The devastating Christchurch earthquake of February 2011, was the catalyst Lloyd Jones needed to kick start his search for where he came from and what made him. Throughout the book, Jones uses  Christchurch repairing itself and rebuilding its foundations as an analogy for him finding his own base and putting the pieces of his family puzzle into place. The narrative takes the reader from Christchurch to Lower Hutt, as far away as Wales, Wairarapa, the backblocks of North Canterbury, Wellington, backwards and forwards, to and fro, weaving and threading the story of a family through these places. 

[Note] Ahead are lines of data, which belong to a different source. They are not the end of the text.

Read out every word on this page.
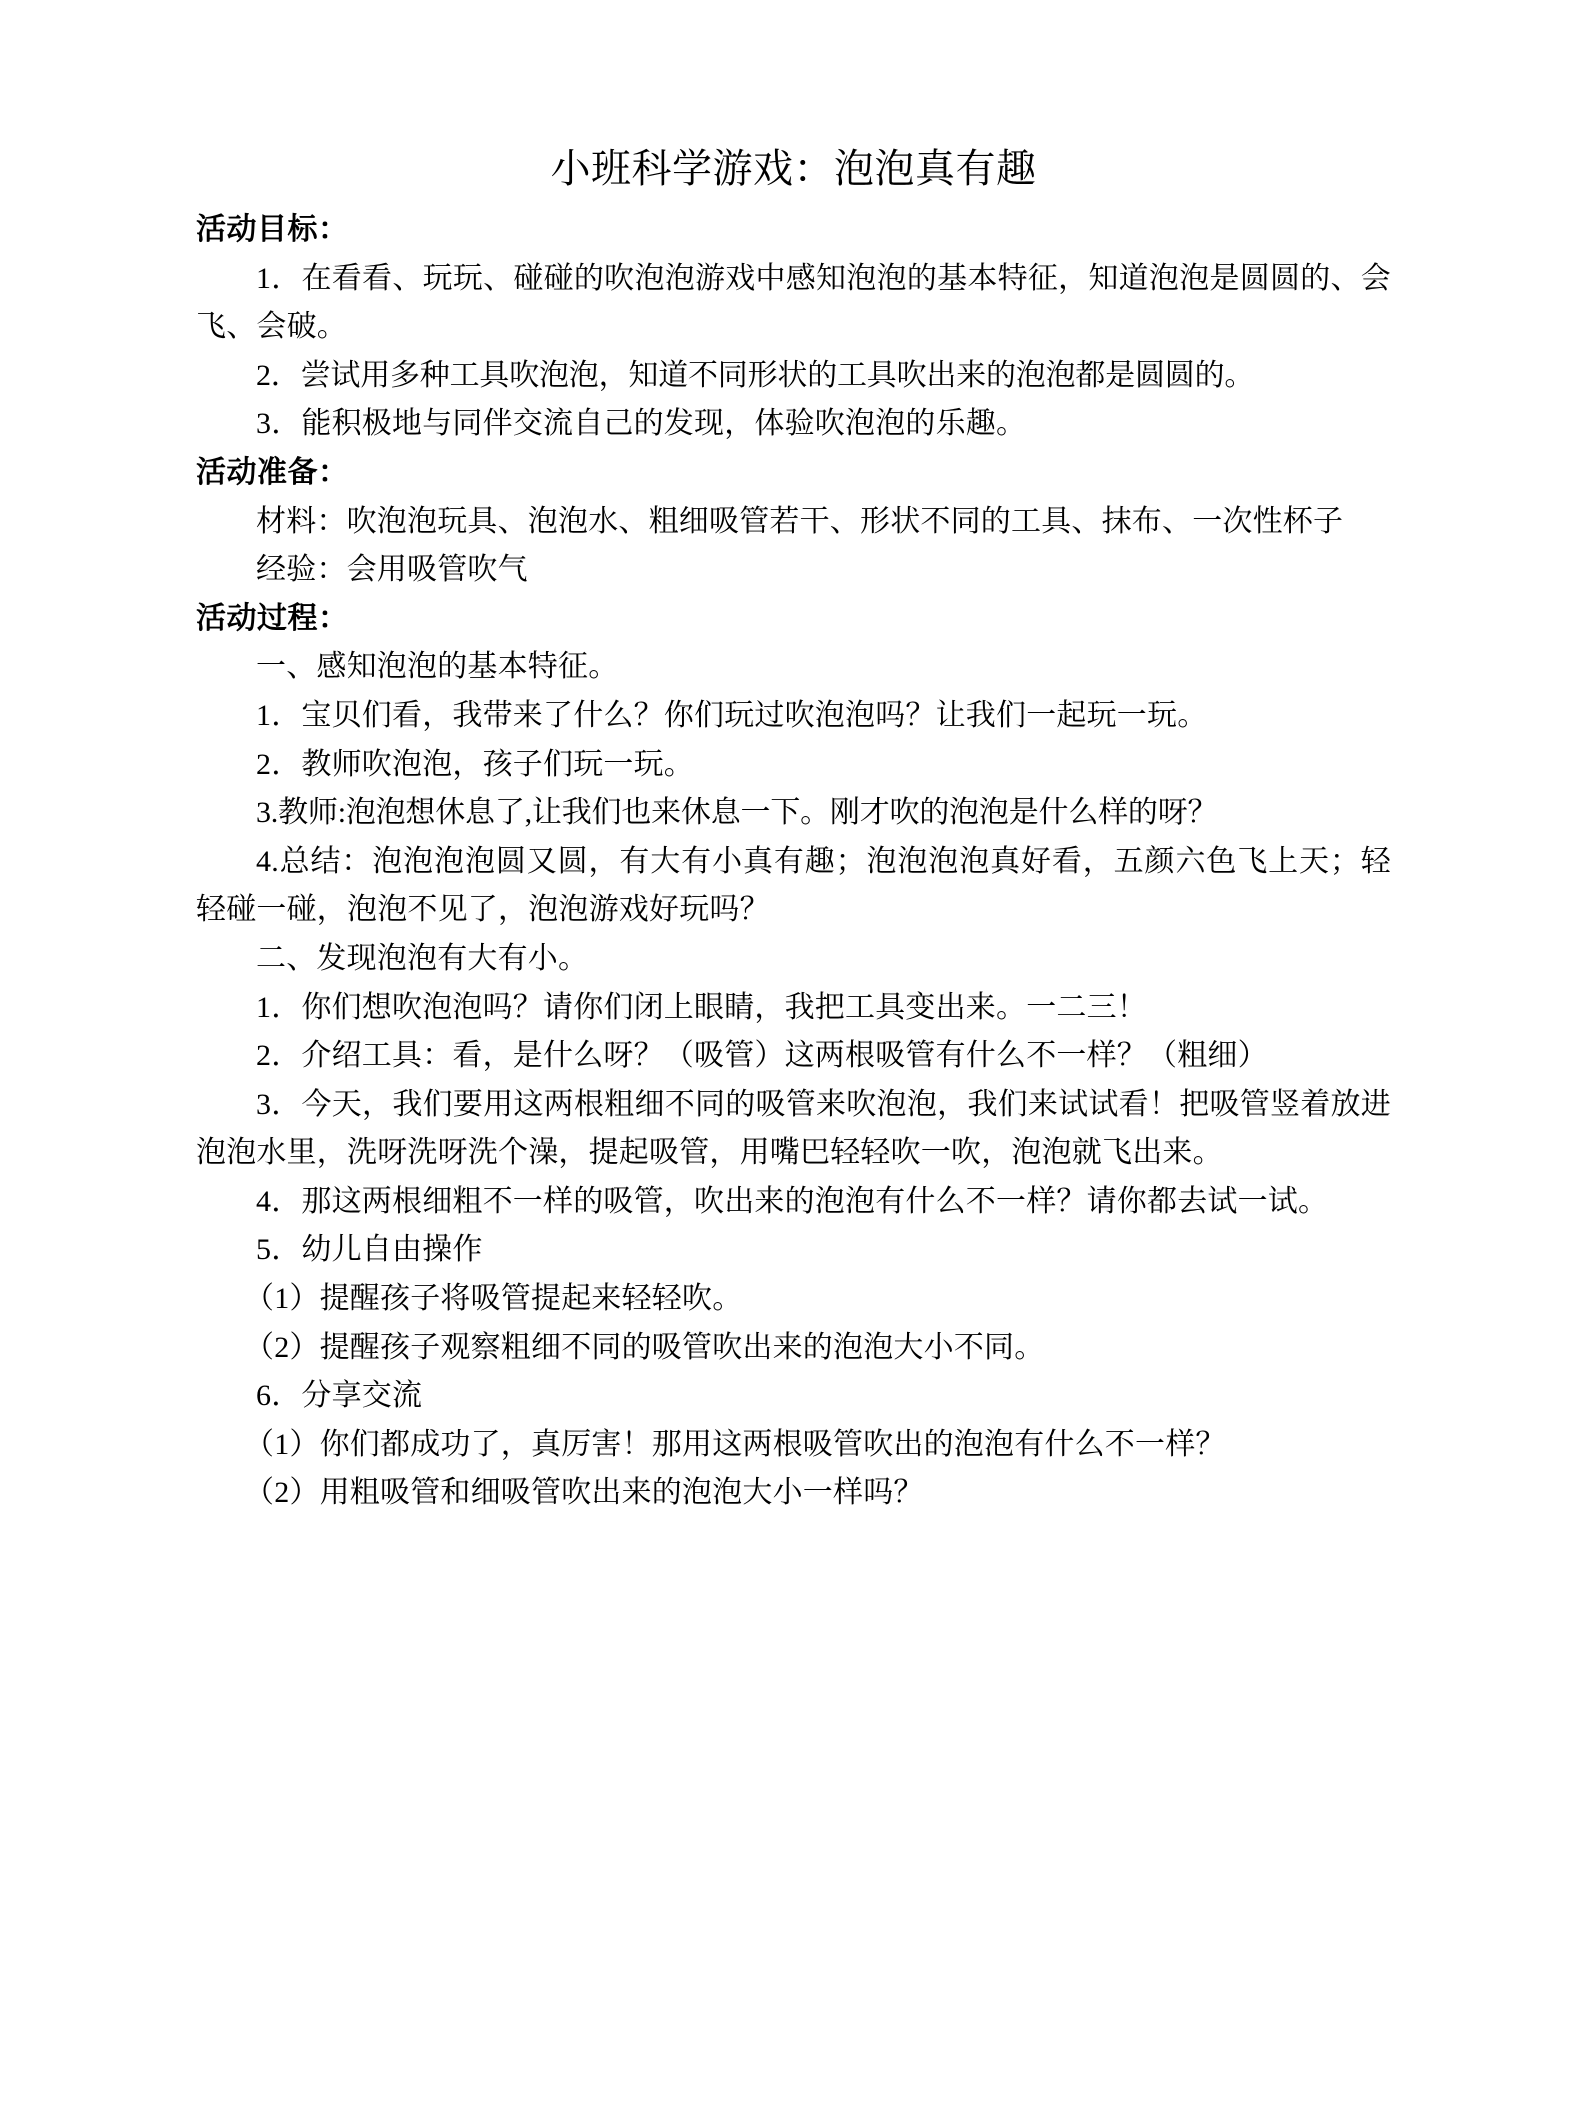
小班科学游戏：泡泡真有趣

活动目标：

1．在看看、玩玩、碰碰的吹泡泡游戏中感知泡泡的基本特征，知道泡泡是圆圆的、会飞、会破。

2．尝试用多种工具吹泡泡，知道不同形状的工具吹出来的泡泡都是圆圆的。

3．能积极地与同伴交流自己的发现，体验吹泡泡的乐趣。

活动准备：

材料：吹泡泡玩具、泡泡水、粗细吸管若干、形状不同的工具、抹布、一次性杯子

经验：会用吸管吹气

活动过程：

一、感知泡泡的基本特征。

1．宝贝们看，我带来了什么？你们玩过吹泡泡吗？让我们一起玩一玩。

2．教师吹泡泡，孩子们玩一玩。

3.教师:泡泡想休息了,让我们也来休息一下。刚才吹的泡泡是什么样的呀？

4.总结：泡泡泡泡圆又圆，有大有小真有趣；泡泡泡泡真好看，五颜六色飞上天；轻轻碰一碰，泡泡不见了，泡泡游戏好玩吗？

二、发现泡泡有大有小。

1．你们想吹泡泡吗？请你们闭上眼睛，我把工具变出来。一二三！

2．介绍工具：看，是什么呀？（吸管）这两根吸管有什么不一样？（粗细）

3．今天，我们要用这两根粗细不同的吸管来吹泡泡，我们来试试看！把吸管竖着放进泡泡水里，洗呀洗呀洗个澡，提起吸管，用嘴巴轻轻吹一吹，泡泡就飞出来。

4．那这两根细粗不一样的吸管，吹出来的泡泡有什么不一样？请你都去试一试。

5．幼儿自由操作

（1）提醒孩子将吸管提起来轻轻吹。

（2）提醒孩子观察粗细不同的吸管吹出来的泡泡大小不同。

6．分享交流

（1）你们都成功了，真厉害！那用这两根吸管吹出的泡泡有什么不一样？

（2）用粗吸管和细吸管吹出来的泡泡大小一样吗？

It is very moving to read such a personal account of a family's story, or more to the point the stories of Joyce and Lew. This memoir reads more as a tribute to the parents, and Lloyd himself finally seems to find out from whom he has inherited aspects of his own self and the influences that have shaped him. This is writing written with love and longing, and all the more poignant for that. The story teller in the author comes shining through as he expands on the lives of the people he is writing about, as they react to the events taking place around them. There are some threads I just could not figure out the relevance of  - the boxing bout between Bob Fitzsimmons and Gentleman Jim Corbett springs to mind. But boxing was a big thing in the house he grew up in.  Maybe I was just too tired to fully comprehend the significance. Never mind, such a tiny criticism, it barely matters.

This is a book I will treasure, not just because of the eloquent writing, but because he has given honour and integrity to the lives of two people who were unable to really find it for themselves during their own lifetimes. Read or watch the interview in the link above - well worth the time taken.